Le diagnostic d'autisme est tombé quand Wesley Sykes avait deux ans. « Il était tout à fait isolé dans son monde et n'avait de contacts avec personne autour de lui. C'était terrible », raconte sa mère.
En octobre 98, Wesley commença à prendre de la vitamine A naturelle dans le cadre d'une étude menée par la Dre Mary N. Megson, pédiatre et professeure de pédiatrie à la faculté de médecine de l'Université Commonwealth de Virginie. La Dre Megson a aussi dirigé pendant dix ans le département Développement de l'enfant à l'hôpital pédiatrique, mais elle a quitté son poste pour consacrer plus de temps à la recherche.
Le changement chez ce garçon, maintenant âgé de trois ans, a été remarquable. Trois jours après le début du traitement vitaminique, Wesley connaissait son nom. « C'était surprenant », dit sa mère, Lisa.
Son père se souvient que son fils avait recommencé à s'exprimer par des sons. « J'ai entendu « mom » et d'autres mots aussi. C'était un pas de géant pour lui », dit-il. De plus, il avait abandonné les comportements autistiques constatés auparavant chez lui, comme le tournoiement d'objets.
D'autres enfants qui avaient participé à l'étude avaient également beaucoup progressé après quelques jours de traitement, selon la Dre Megson. « Il ne s'agit pas de guérison, mais c'est une pièce du puzzle pour y arriver. »
Le Dr Bernard Rimland, directeur de l'Autism Research Institute de San Diego, croit que la Dre Megson peut avoir découvert quelque chose d'important. « Toutes les pistes méritent d'être explorées », dit-il.
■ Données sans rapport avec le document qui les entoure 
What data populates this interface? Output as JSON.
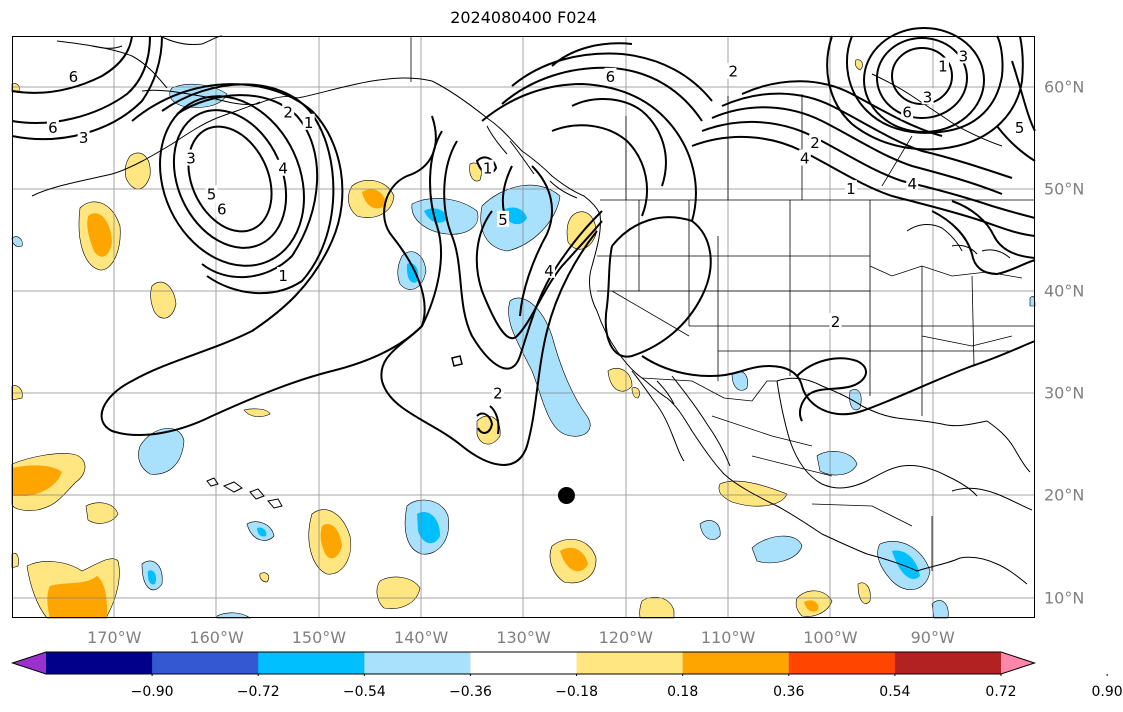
{
  "title": "2024080400 F024",
  "map": {
    "projection": "equirectangular",
    "extent": {
      "lon_min": -180,
      "lon_max": -80,
      "lat_min": 8,
      "lat_max": 65
    },
    "lon_ticks": [
      {
        "value": -170,
        "label": "170°W"
      },
      {
        "value": -160,
        "label": "160°W"
      },
      {
        "value": -150,
        "label": "150°W"
      },
      {
        "value": -140,
        "label": "140°W"
      },
      {
        "value": -130,
        "label": "130°W"
      },
      {
        "value": -120,
        "label": "120°W"
      },
      {
        "value": -110,
        "label": "110°W"
      },
      {
        "value": -100,
        "label": "100°W"
      },
      {
        "value": -90,
        "label": "90°W"
      }
    ],
    "lat_ticks": [
      {
        "value": 10,
        "label": "10°N"
      },
      {
        "value": 20,
        "label": "20°N"
      },
      {
        "value": 30,
        "label": "30°N"
      },
      {
        "value": 40,
        "label": "40°N"
      },
      {
        "value": 50,
        "label": "50°N"
      },
      {
        "value": 60,
        "label": "60°N"
      }
    ],
    "gridlines": true,
    "marker": {
      "lon": -125.8,
      "lat": 20.0,
      "color": "#000000"
    },
    "contour_labels": [
      {
        "text": "6",
        "lon": -176.0,
        "lat": 56.0
      },
      {
        "text": "3",
        "lon": -173.0,
        "lat": 55.0
      },
      {
        "text": "6",
        "lon": -174.0,
        "lat": 61.0
      },
      {
        "text": "2",
        "lon": -153.0,
        "lat": 57.5
      },
      {
        "text": "1",
        "lon": -151.0,
        "lat": 56.5
      },
      {
        "text": "4",
        "lon": -153.5,
        "lat": 52.0
      },
      {
        "text": "3",
        "lon": -162.5,
        "lat": 53.0
      },
      {
        "text": "5",
        "lon": -160.5,
        "lat": 49.5
      },
      {
        "text": "6",
        "lon": -159.5,
        "lat": 48.0
      },
      {
        "text": "1",
        "lon": -153.5,
        "lat": 41.5
      },
      {
        "text": "1",
        "lon": -133.5,
        "lat": 52.0
      },
      {
        "text": "5",
        "lon": -132.0,
        "lat": 47.0
      },
      {
        "text": "4",
        "lon": -127.5,
        "lat": 42.0
      },
      {
        "text": "6",
        "lon": -121.5,
        "lat": 61.0
      },
      {
        "text": "2",
        "lon": -109.5,
        "lat": 61.5
      },
      {
        "text": "2",
        "lon": -101.5,
        "lat": 54.5
      },
      {
        "text": "4",
        "lon": -102.5,
        "lat": 53.0
      },
      {
        "text": "1",
        "lon": -98.0,
        "lat": 50.0
      },
      {
        "text": "4",
        "lon": -92.0,
        "lat": 50.5
      },
      {
        "text": "2",
        "lon": -99.5,
        "lat": 37.0
      },
      {
        "text": "1",
        "lon": -89.0,
        "lat": 62.0
      },
      {
        "text": "3",
        "lon": -87.0,
        "lat": 63.0
      },
      {
        "text": "3",
        "lon": -90.5,
        "lat": 59.0
      },
      {
        "text": "6",
        "lon": -92.5,
        "lat": 57.5
      },
      {
        "text": "5",
        "lon": -81.5,
        "lat": 56.0
      },
      {
        "text": "2",
        "lon": -132.5,
        "lat": 30.0
      }
    ]
  },
  "colorbar": {
    "colors": [
      "#9932cc",
      "#00008b",
      "#3358d1",
      "#00bfff",
      "#a9e0fb",
      "#ffffff",
      "#ffe680",
      "#ffa500",
      "#ff4500",
      "#b22222",
      "#ff88aa"
    ],
    "labels": [
      "−0.90",
      "−0.72",
      "−0.54",
      "−0.36",
      "−0.18",
      "0.18",
      "0.36",
      "0.54",
      "0.72",
      "0.90"
    ]
  }
}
La théorie de la Dre Megson est que dans le cerveau de certains enfants, des récepteurs qui contrôlent la vision, le langage et la perception peuvent être affectés à cause d'une faiblesse génétique d'un parent. Beaucoup d'enfants autistiques ont d'ail-leurs des parents souffrant de problèmes d'acuité visuelle dans le noir. Ces récepteurs sensibles à la vitamine A sont liées à des protéines à l'intérieur de la cellule qui agissent sur la communication cellulaire dans tout le corps. La spécialiste suggère que certains vaccins puissent parfois agir comme perturbateurs en déconnectant des récepteurs déjà affaiblis. « Les enfants arrêtent de parler et se perdent dans leur monde », dit-elle. La vitamine A pourrait remettre ces récepteurs en état en les revitalisant.
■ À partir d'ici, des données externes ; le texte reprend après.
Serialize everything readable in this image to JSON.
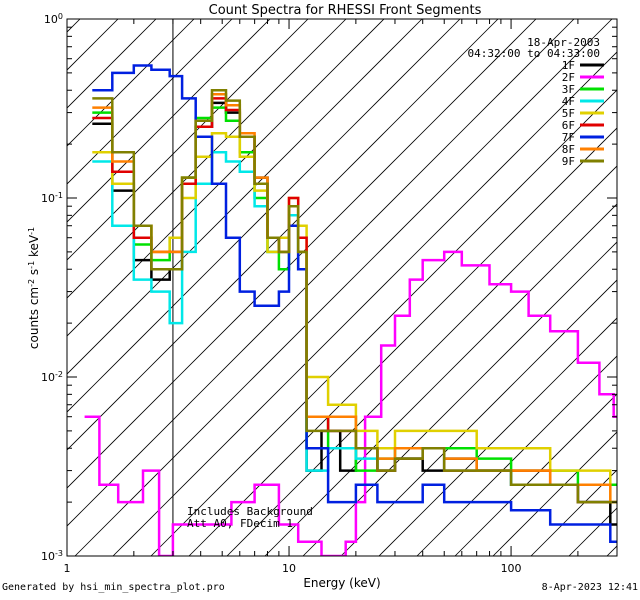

Cependant, à cause de la toxicité de la vitamine A à forte dose, il importe de surveiller soigneusement les quantités administrées et de donner aux enfants les doses appropriées. Selon l'Autism Research Institute, d'autres suppléments nutritionnels et vitaminiques comme les vitamines B6, C et le magnésium aident aussi, du moins en partie, à lutter contre l'autisme.
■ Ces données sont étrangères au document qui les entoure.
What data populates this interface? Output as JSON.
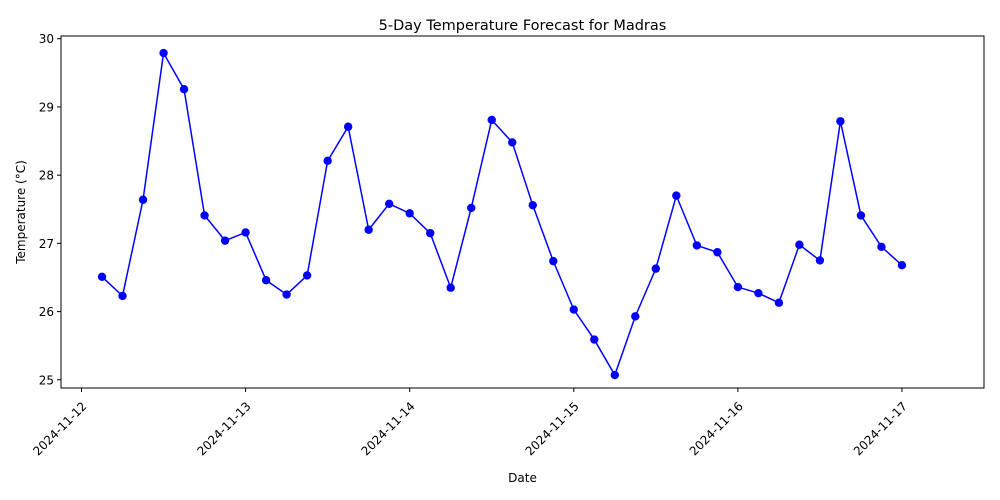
{
  "chart_data": {
    "type": "line",
    "title": "5-Day Temperature Forecast for Madras",
    "xlabel": "Date",
    "ylabel": "Temperature (°C)",
    "x_tick_labels": [
      "2024-11-12",
      "2024-11-13",
      "2024-11-14",
      "2024-11-15",
      "2024-11-16",
      "2024-11-17"
    ],
    "y_tick_labels": [
      "25",
      "26",
      "27",
      "28",
      "29",
      "30"
    ],
    "y_ticks": [
      25,
      26,
      27,
      28,
      29,
      30
    ],
    "xlim": [
      "2024-11-11 21:00",
      "2024-11-17 12:00"
    ],
    "ylim": [
      24.88,
      30.04
    ],
    "grid": false,
    "legend": "none",
    "series": [
      {
        "color": "#0000ff",
        "marker": "circle",
        "points": [
          {
            "x": "2024-11-12 03:00",
            "y": 26.51
          },
          {
            "x": "2024-11-12 06:00",
            "y": 26.23
          },
          {
            "x": "2024-11-12 09:00",
            "y": 27.64
          },
          {
            "x": "2024-11-12 12:00",
            "y": 29.79
          },
          {
            "x": "2024-11-12 15:00",
            "y": 29.26
          },
          {
            "x": "2024-11-12 18:00",
            "y": 27.41
          },
          {
            "x": "2024-11-12 21:00",
            "y": 27.04
          },
          {
            "x": "2024-11-13 00:00",
            "y": 27.16
          },
          {
            "x": "2024-11-13 03:00",
            "y": 26.46
          },
          {
            "x": "2024-11-13 06:00",
            "y": 26.25
          },
          {
            "x": "2024-11-13 09:00",
            "y": 26.53
          },
          {
            "x": "2024-11-13 12:00",
            "y": 28.21
          },
          {
            "x": "2024-11-13 15:00",
            "y": 28.71
          },
          {
            "x": "2024-11-13 18:00",
            "y": 27.2
          },
          {
            "x": "2024-11-13 21:00",
            "y": 27.58
          },
          {
            "x": "2024-11-14 00:00",
            "y": 27.44
          },
          {
            "x": "2024-11-14 03:00",
            "y": 27.15
          },
          {
            "x": "2024-11-14 06:00",
            "y": 26.35
          },
          {
            "x": "2024-11-14 09:00",
            "y": 27.52
          },
          {
            "x": "2024-11-14 12:00",
            "y": 28.81
          },
          {
            "x": "2024-11-14 15:00",
            "y": 28.48
          },
          {
            "x": "2024-11-14 18:00",
            "y": 27.56
          },
          {
            "x": "2024-11-14 21:00",
            "y": 26.74
          },
          {
            "x": "2024-11-15 00:00",
            "y": 26.03
          },
          {
            "x": "2024-11-15 03:00",
            "y": 25.59
          },
          {
            "x": "2024-11-15 06:00",
            "y": 25.07
          },
          {
            "x": "2024-11-15 09:00",
            "y": 25.93
          },
          {
            "x": "2024-11-15 12:00",
            "y": 26.63
          },
          {
            "x": "2024-11-15 15:00",
            "y": 27.7
          },
          {
            "x": "2024-11-15 18:00",
            "y": 26.97
          },
          {
            "x": "2024-11-15 21:00",
            "y": 26.87
          },
          {
            "x": "2024-11-16 00:00",
            "y": 26.36
          },
          {
            "x": "2024-11-16 03:00",
            "y": 26.27
          },
          {
            "x": "2024-11-16 06:00",
            "y": 26.13
          },
          {
            "x": "2024-11-16 09:00",
            "y": 26.98
          },
          {
            "x": "2024-11-16 12:00",
            "y": 26.75
          },
          {
            "x": "2024-11-16 15:00",
            "y": 28.79
          },
          {
            "x": "2024-11-16 18:00",
            "y": 27.41
          },
          {
            "x": "2024-11-16 21:00",
            "y": 26.95
          },
          {
            "x": "2024-11-17 00:00",
            "y": 26.68
          }
        ]
      }
    ]
  }
}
Les enfants ne réagissent pas tous à la vitamine A. L'état d'un enfant de neuf ans, qui faisait aussi partie de l'essai de la Dre Megson, n'a aucunement changé. Toutefois, le cas de Wesley est loin d'être unique car d'autres parents ont également enregistré des améliorations remarquables.
« Les recherches de la Dre Megson ont donné beaucoup d'espoir dans un monde où il en existe si peu », affirme Lisa Sykes.